Resilient and Adaptable Robot Swarms
Swarming insects work together in large numbers. Swarms are highly adaptive, robust in the face of individual error, and can vary in size—making them an attractive model for robot swarms. With this CAREER award, Kirstin Petersen, Electrical and Computer Engineering, is looking beyond current models of autonomous robot swarms, in which robots work in parallel and operate on the basis of centralized processing or control architectures, and toward swarm intelligence, in which the whole is more than the sum of its parts. This type of distributed coordination is gaining in popularity but is still poorly understood, especially as a design tool for engineering swarms that achieve biological levels of resilience and adaptability.
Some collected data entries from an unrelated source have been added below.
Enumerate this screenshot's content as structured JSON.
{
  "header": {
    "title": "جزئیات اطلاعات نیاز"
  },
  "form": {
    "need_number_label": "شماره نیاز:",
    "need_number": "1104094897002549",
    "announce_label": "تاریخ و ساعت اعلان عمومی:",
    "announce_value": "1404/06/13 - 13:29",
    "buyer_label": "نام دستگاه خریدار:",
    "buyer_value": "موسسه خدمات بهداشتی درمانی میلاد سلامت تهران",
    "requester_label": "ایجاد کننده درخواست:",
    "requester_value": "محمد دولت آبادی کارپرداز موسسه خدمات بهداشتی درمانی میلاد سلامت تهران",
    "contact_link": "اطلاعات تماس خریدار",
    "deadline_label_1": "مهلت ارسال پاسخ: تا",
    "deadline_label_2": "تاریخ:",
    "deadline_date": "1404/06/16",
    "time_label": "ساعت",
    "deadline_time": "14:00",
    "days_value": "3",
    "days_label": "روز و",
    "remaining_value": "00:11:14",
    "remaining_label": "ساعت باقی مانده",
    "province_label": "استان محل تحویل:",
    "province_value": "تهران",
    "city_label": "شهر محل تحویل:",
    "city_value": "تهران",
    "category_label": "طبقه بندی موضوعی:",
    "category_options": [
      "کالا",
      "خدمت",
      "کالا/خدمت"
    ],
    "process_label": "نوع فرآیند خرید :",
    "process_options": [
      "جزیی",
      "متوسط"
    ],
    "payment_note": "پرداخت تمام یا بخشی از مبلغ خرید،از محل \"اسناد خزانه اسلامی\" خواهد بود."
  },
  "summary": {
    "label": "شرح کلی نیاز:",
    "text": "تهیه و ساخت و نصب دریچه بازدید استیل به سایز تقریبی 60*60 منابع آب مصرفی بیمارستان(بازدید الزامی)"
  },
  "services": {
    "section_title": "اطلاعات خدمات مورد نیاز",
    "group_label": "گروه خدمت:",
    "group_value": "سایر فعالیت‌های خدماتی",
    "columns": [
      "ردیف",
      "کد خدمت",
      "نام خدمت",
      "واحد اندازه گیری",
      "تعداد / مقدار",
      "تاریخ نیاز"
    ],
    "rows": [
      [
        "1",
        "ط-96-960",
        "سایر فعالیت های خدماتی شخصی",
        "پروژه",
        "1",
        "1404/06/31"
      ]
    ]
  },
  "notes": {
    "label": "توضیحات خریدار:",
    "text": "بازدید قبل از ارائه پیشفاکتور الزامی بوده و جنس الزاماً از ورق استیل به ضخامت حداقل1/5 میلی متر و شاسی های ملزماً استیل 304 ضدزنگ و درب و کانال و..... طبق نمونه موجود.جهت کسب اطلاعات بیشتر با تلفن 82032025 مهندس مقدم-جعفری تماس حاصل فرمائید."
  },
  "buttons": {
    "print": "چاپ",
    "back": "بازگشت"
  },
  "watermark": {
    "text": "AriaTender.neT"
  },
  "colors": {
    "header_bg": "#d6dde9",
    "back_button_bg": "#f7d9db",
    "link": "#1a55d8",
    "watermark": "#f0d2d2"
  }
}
Natural swarms achieve their scalability, adaptability, and error tolerance by integrating information into—and propagating information through—their shared environment. This research will characterize biological model systems, such as honey bees, and will result in a model of swarms that can function within dynamic environments and can integrate, diffuse, decay, and filter information. This project will extend the concept of environmentally mediated coordination to investigate models of robot swarms that can work in dynamic environments with realistic levels of error and hardware failure.
Adoption of distributed coordination and swarm intelligence in robot swarms can complement existing control architectures. The result could be systems that, though less efficient than those with centralized control architectures, are less costly to deploy, more easily scaled up, more resilient to individual failures, and can adapt to changing tasks or environments.